Estelle Nollet est la reine Oxymore. Elle-même : belle jeune femme pétillante d'intelligence écrivant des horreurs... Des horreurs douces, une ironie caressante, une empathie piquante, un fantastique ordinaire. Voici son second roman – c'est important les seconds romans, on y décèle au-delà de l'agréable surprise d'un premier, la capacité de l'auteur à se créer un univers voire un style. Donc second roman... Le premier, On ne boit pas les rats-kangourous retenait l'attention par son originalité, son étrangeté même : Théâtre d'ombres de personnages pittoresques échoués dans ce qu'il faut bien appeler le trou du cul du monde, retrouvé-je dans mes notes de l'époque.
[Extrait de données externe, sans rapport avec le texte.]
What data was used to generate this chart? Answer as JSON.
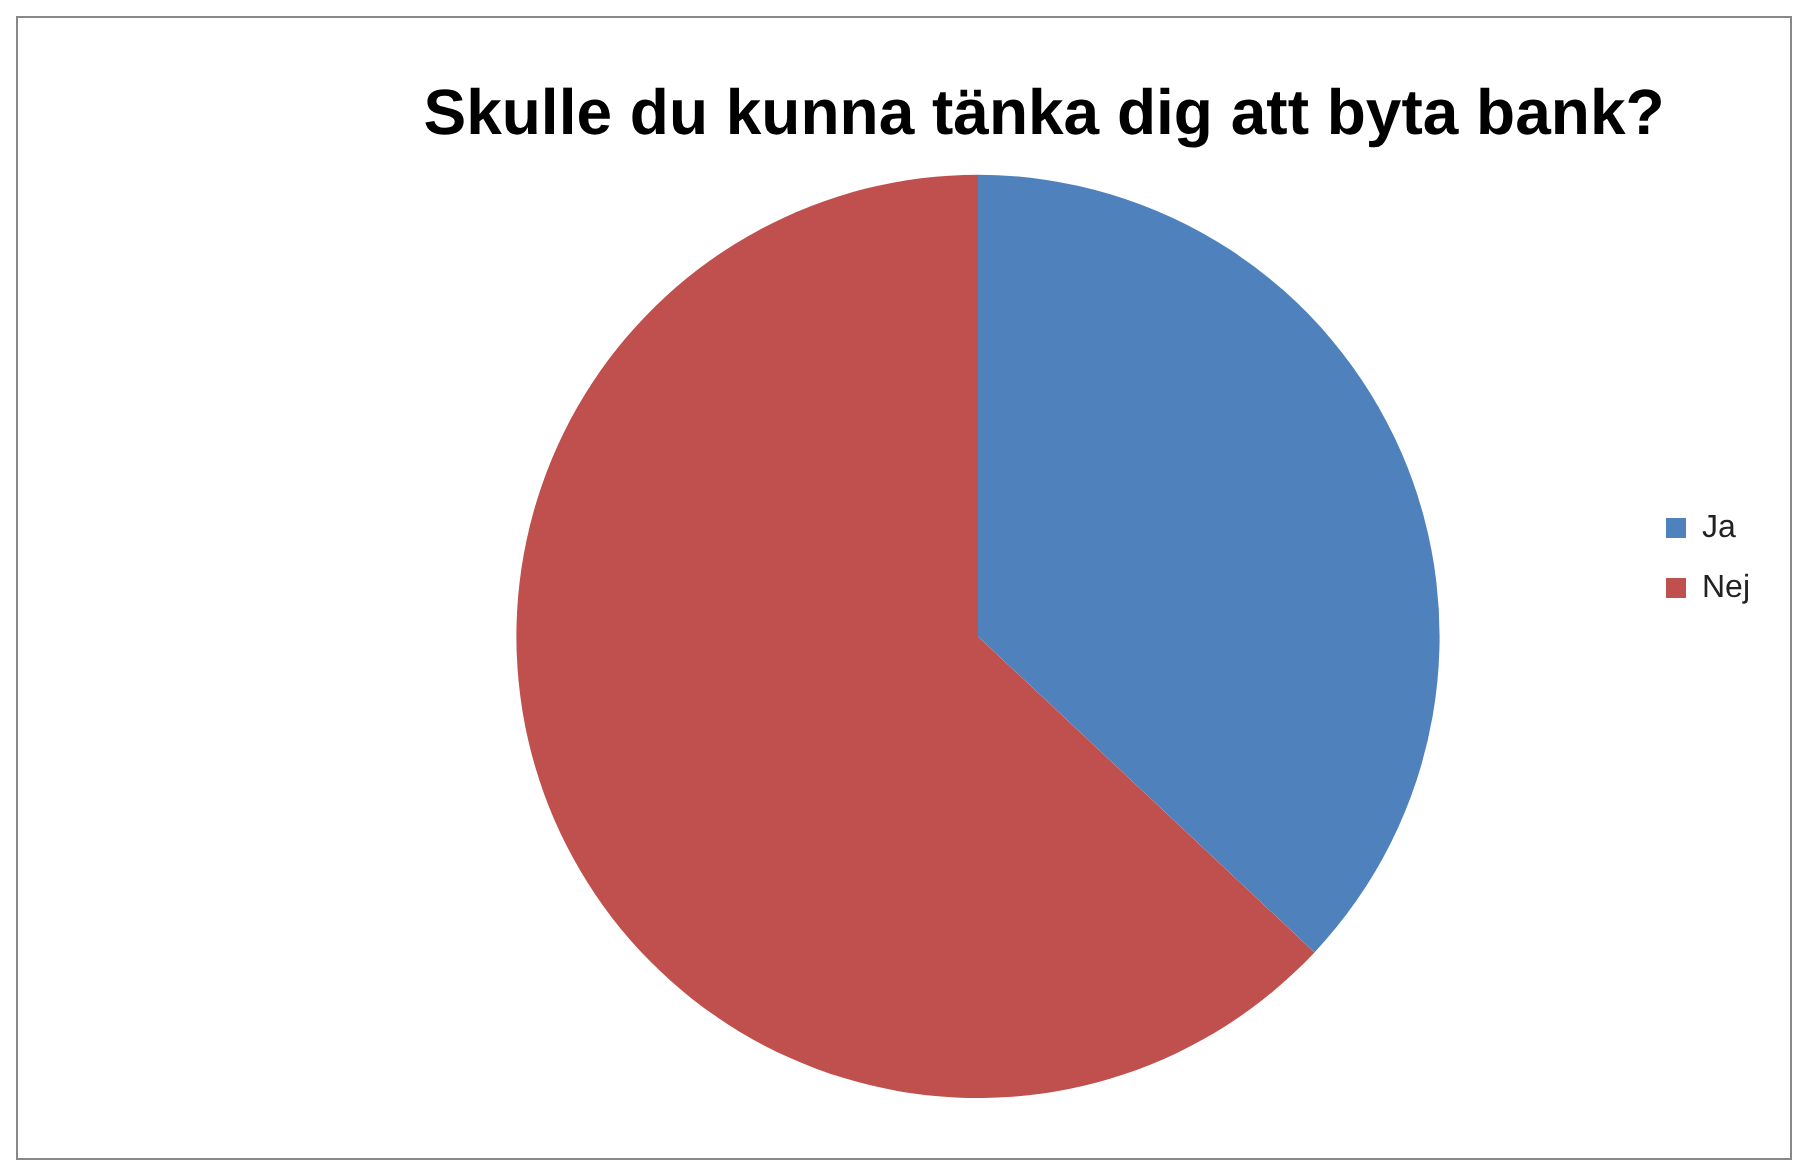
{
  "chart_data": {
    "type": "pie",
    "title": "Skulle du kunna tänka dig att byta bank?",
    "categories": [
      "Ja",
      "Nej"
    ],
    "values": [
      37,
      63
    ],
    "colors": [
      "#4f81bd",
      "#c0504d"
    ],
    "legend": "right"
  }
}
Les voici les deux nouveaux personnages, pittoresques, échoués : Bang et Nao, lui Bang enfant du diable dont « il suffit que quelqu'un croise [le] regard, rien qu'une fois, pour [lui] débiter tous les secrets qu'il ne dira jamais à personne », elle Nao atteinte d'un cancer qui lui laisse peu de temps à vivre, qu'elle cache. Ils échouent l'un vers l'autre, dans un bar – Estelle Nollet aime les bars. Ils partent, en France, puis au Mexique, puis à Bali, en Australie, en Nouvelle-Zélande pour un "road novel" déjanté – ah là, pas un oxymoron, plutôt un pléonasme ! L'histoire s'emballe : elle tue pour venger les victimes après les aveux dans les yeux de Bang, elle le quitte, revient en France, se suicide rattrapée par le crabe... Le récit aurait pu – aurait du, se conclure là mais la romancière y ajoute un épisode centrafricain avant d'arriver à la fin souhaitée. Bang sans Nao, c'est une autre histoire et cette chute nuit à la cohérence de l'ensemble.
Péché de jeunesse, péché véniel qui n'infirme pas le talent naissant d'Estelle Nollet dont j'attends de nouveaux récits tendrement furieux et l'éclosion d'une écriture exceptionnellement précise – elle a voyagé dans les pays évoqués, qui mêle réalisme et onirisme.